El autor aclara que no divide a los líderes entre derecha e izquierda, sino desde una perspectiva axiológica, es decir, basada en valores. En ese sentido, menciona a José Mujica como un líder humanista por su congruencia personal, más allá de las diferencias ideológicas. “Que un expresidente diga que no se enriqueció no debería ser admirable, pero hoy lo es”, reflexiona.

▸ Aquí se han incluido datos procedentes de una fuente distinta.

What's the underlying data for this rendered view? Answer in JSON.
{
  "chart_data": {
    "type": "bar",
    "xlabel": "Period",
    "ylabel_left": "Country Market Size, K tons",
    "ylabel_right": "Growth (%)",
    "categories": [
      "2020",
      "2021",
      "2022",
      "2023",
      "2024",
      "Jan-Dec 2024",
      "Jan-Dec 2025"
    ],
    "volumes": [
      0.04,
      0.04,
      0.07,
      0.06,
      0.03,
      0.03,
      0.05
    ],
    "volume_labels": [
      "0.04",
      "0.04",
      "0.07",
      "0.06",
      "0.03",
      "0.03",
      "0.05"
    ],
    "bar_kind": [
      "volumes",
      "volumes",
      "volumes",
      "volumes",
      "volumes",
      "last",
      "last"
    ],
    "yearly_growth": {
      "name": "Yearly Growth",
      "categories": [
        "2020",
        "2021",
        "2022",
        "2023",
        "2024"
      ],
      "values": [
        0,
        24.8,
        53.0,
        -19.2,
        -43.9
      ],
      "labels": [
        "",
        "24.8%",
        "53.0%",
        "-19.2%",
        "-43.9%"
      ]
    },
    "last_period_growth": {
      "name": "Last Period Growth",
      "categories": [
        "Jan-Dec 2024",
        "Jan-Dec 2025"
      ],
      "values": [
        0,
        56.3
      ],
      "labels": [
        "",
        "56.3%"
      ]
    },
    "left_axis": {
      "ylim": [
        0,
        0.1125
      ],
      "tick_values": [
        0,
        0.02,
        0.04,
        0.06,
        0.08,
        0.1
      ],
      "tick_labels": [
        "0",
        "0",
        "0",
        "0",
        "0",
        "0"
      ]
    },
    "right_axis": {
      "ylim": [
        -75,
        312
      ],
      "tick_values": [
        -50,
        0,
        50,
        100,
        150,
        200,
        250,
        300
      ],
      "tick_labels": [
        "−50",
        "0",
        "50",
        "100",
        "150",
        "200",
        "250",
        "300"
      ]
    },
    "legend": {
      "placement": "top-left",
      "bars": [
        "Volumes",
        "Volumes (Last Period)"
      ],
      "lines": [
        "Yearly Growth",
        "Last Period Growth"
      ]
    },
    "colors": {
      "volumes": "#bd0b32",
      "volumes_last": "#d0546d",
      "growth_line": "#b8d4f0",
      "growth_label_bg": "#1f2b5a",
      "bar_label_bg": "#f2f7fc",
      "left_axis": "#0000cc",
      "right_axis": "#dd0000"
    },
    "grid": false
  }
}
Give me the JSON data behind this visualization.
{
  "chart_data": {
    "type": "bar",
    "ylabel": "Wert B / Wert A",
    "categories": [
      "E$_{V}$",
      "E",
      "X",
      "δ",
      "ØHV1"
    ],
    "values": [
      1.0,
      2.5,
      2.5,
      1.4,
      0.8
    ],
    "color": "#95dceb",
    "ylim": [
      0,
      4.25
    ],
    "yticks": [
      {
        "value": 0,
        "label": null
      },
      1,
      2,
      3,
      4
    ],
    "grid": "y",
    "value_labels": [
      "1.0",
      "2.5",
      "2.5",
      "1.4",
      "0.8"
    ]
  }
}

Redes sociales, fragmentación y juventud
Sobre el impacto de las redes sociales en el liderazgo, Castillo considera que estas no han generado la crisis actual, pero sí han fragmentado los temas públicos. A diferencia de décadas anteriores, cuando unos pocos medios marcaban la agenda nacional, hoy cada grupo social prioriza causas distintas, lo que vuelve más complejo un liderazgo integrador.
Aun así, insiste en que lo indispensable no es unificarse en un solo tema, sino formar líderes íntegros capaces de entender el poder de la política como una herramienta para cambiar la historia.
El libro está especialmente dirigido a los jóvenes, a quienes Castillo considera una generación que no vivió las luchas que consolidaron la democracia, pero sí experimenta sus retrocesos. En ese contexto, defiende las recientes manifestaciones juveniles, incluso aquellas sin un liderazgo centralizado, como movimientos auténticos que deben tomarse en serio.
Para el autor, la juventud tiene razones legítimas para protestar: precariedad económica, violencia cotidiana y un futuro más incierto que el de generaciones anteriores. Su mensaje final es claro: la juventud debe ser subversiva, rebelarse, reivindicar la verdad y el bien común. “No más narcopartidos, no más narco gobiernos”, concluye.